Many producers do not have the ability to store everything they grow and are forced to move bushels at harvest for cash flow reasons. This is certainly the case this year as input costs have skyrocketed, hurting many producers’ bottom lines.

Cash flow concerns or not enough storage can limit one’s ability to participate in a post harvest rally. Some elevators and/or feed mills will allow producers to store grain at their facilities without forcing them to price their corn. This is a good option, but can come with monthly storage charges and/or time limits.

Using call options to protect upside in case of a post harvest rally can alleviate the problems with storage cost or time limit issues.

When trying to choose which corn call option is the correct one to purchase, you should consider: How much money can I afford to spend on an option, and how long do I think it will take the market to rally to capture any potential gains?

The closer the strike price of the option a producer purchases, the more expensive it will be.
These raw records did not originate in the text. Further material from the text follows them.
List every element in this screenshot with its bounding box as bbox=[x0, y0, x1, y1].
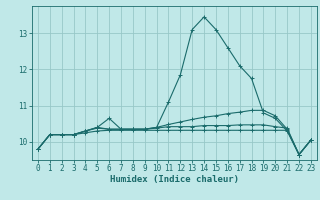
X-axis label: Humidex (Indice chaleur): Humidex (Indice chaleur) bbox=[110, 175, 239, 184]
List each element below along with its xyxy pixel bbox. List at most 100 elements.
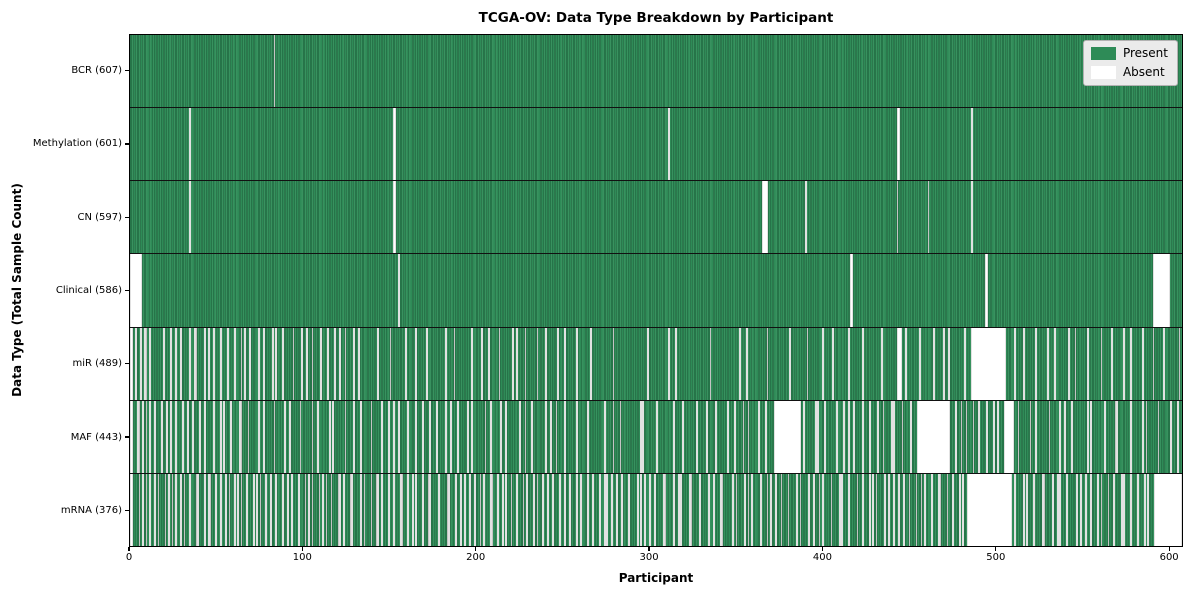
absent-stripe <box>380 400 383 473</box>
absent-stripe <box>399 473 402 546</box>
absent-stripe <box>688 473 691 546</box>
absent-stripe <box>1086 327 1089 400</box>
absent-stripe <box>1100 473 1103 546</box>
absent-stripe <box>474 473 477 546</box>
absent-stripe <box>457 400 459 473</box>
y-tick-label: Clinical (586) <box>55 284 122 296</box>
y-tick-label: miR (489) <box>72 358 122 370</box>
absent-stripe <box>675 327 677 400</box>
absent-stripe <box>370 400 373 473</box>
absent-stripe <box>654 473 656 546</box>
absent-stripe <box>611 473 613 546</box>
absent-stripe <box>162 327 165 400</box>
absent-stripe <box>1112 473 1115 546</box>
absent-stripe <box>673 400 676 473</box>
absent-stripe <box>258 327 260 400</box>
absent-stripe <box>283 400 286 473</box>
absent-stripe <box>605 473 608 546</box>
absent-stripe <box>856 473 859 546</box>
absent-stripe <box>282 473 284 546</box>
absent-stripe <box>1076 473 1079 546</box>
legend-entry-absent: Absent <box>1090 66 1168 79</box>
absent-stripe <box>233 327 236 400</box>
absent-stripe <box>171 473 174 546</box>
absent-stripe <box>237 473 239 546</box>
absent-stripe <box>515 327 518 400</box>
absent-stripe <box>739 327 741 400</box>
absent-stripe <box>744 473 746 546</box>
x-axis-ticks: 0 100 200 300 400 500 600 <box>125 547 1183 567</box>
y-tick-mark <box>125 509 129 511</box>
absent-stripe <box>720 473 722 546</box>
absent-stripe <box>174 327 177 400</box>
absent-stripe <box>1085 473 1087 546</box>
absent-stripe <box>579 473 582 546</box>
y-tick-label: MAF (443) <box>70 431 122 443</box>
absent-stripe <box>344 327 347 400</box>
legend-label-present: Present <box>1122 46 1168 60</box>
absent-stripe <box>209 473 212 546</box>
absent-stripe <box>896 327 902 400</box>
absent-stripe <box>1048 400 1051 473</box>
absent-stripe <box>188 108 191 181</box>
absent-stripe <box>681 400 684 473</box>
absent-stripe <box>1137 473 1139 546</box>
absent-stripe <box>270 473 272 546</box>
absent-stripe <box>789 327 791 400</box>
absent-stripe <box>842 400 845 473</box>
absent-stripe <box>550 400 553 473</box>
absent-stripe <box>1147 473 1150 546</box>
absent-stripe <box>799 473 802 546</box>
absent-stripe <box>732 473 734 546</box>
absent-stripe <box>1123 327 1125 400</box>
absent-stripe <box>353 400 355 473</box>
absent-stripe <box>491 473 494 546</box>
absent-stripe <box>415 327 418 400</box>
absent-stripe <box>389 327 392 400</box>
y-tick-maf: MAF (443) <box>0 400 129 473</box>
absent-stripe <box>898 473 900 546</box>
absent-stripe <box>1178 327 1181 400</box>
absent-stripe <box>993 400 996 473</box>
absent-stripe <box>1100 327 1103 400</box>
absent-stripe <box>263 327 265 400</box>
absent-stripe <box>174 400 177 473</box>
absent-stripe <box>259 473 262 546</box>
absent-stripe <box>649 473 651 546</box>
y-tick-mark <box>125 289 129 292</box>
absent-stripe <box>636 473 639 546</box>
x-tick-label: 0 <box>125 552 133 563</box>
absent-stripe <box>668 108 670 181</box>
absent-stripe <box>339 473 342 546</box>
x-tick-label: 100 <box>292 552 312 563</box>
x-tick-mark <box>995 547 997 551</box>
absent-stripe <box>219 473 222 546</box>
absent-stripe <box>444 400 447 473</box>
x-tick-mark <box>1168 547 1170 551</box>
absent-stripe <box>893 473 895 546</box>
chart-title: TCGA-OV: Data Type Breakdown by Particip… <box>478 10 834 26</box>
absent-stripe <box>972 400 975 473</box>
plot-area: Present Absent <box>129 34 1183 547</box>
y-tick-mark <box>125 143 129 145</box>
absent-stripe <box>545 400 547 473</box>
y-tick-methylation: Methylation (601) <box>0 107 129 180</box>
absent-stripe <box>318 473 321 546</box>
absent-stripe <box>1014 473 1016 546</box>
absent-stripe <box>1057 473 1060 546</box>
absent-stripe <box>510 473 513 546</box>
absent-stripe <box>358 327 361 400</box>
absent-stripe <box>149 327 151 400</box>
absent-stripe <box>453 327 456 400</box>
absent-stripe <box>187 400 189 473</box>
absent-stripe <box>678 473 681 546</box>
absent-stripe <box>311 327 314 400</box>
absent-stripe <box>240 473 243 546</box>
absent-stripe <box>252 473 255 546</box>
absent-stripe <box>893 400 895 473</box>
absent-stripe <box>225 473 227 546</box>
absent-stripe <box>140 327 143 400</box>
absent-stripe <box>822 327 824 400</box>
heatmap-row-methylation <box>130 108 1182 182</box>
absent-stripe <box>214 473 217 546</box>
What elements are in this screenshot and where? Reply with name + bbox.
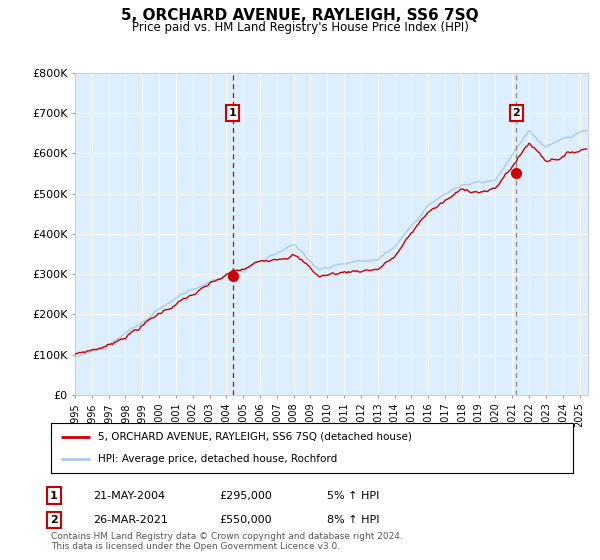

For example, if December 2008 corn is trading at $5, a $5.25 December call option will cost more to purchase than a $6 December corn call option.

The reasoning behind this is that there is a greater chance the $5.25 December corn option will produce a profit because it is closer to the current market value.

Option premiums can range from 5 cents to as much at $1. Options are also available in several different months to allow more time for the market to rally. The majority of post harvest call options that are purchased are in the months of December, March, and May.

If you think it could take until spring planting time for the market to rally, a producer would want to focus on the March and May option months. Purchasing an option in a later month such as March or May goes back to the cost figure from the first example. The CBOT charges more for a March call option than it does for a December call option.

The reasoning behind this is that buying a March call option gives you more time for the market to rally, hence the CBOT will charge more for that option month.

A producer will need to figure all costs associated with the option they are considering and compare that to storage costs (on their own farm or at a commercial facility) to determine which method is right for them. According to some experts, options expire worthless 67 percent of the time.

However, playing your cards right and purchasing an option at the correct time can pay big dividends down the road by giving a producer the ability to stay involved in the market without having the actual crop in his or her bin.

Lewis Campbell is a broker with Palmetto Grain Exchange, Ridgeland, S.C.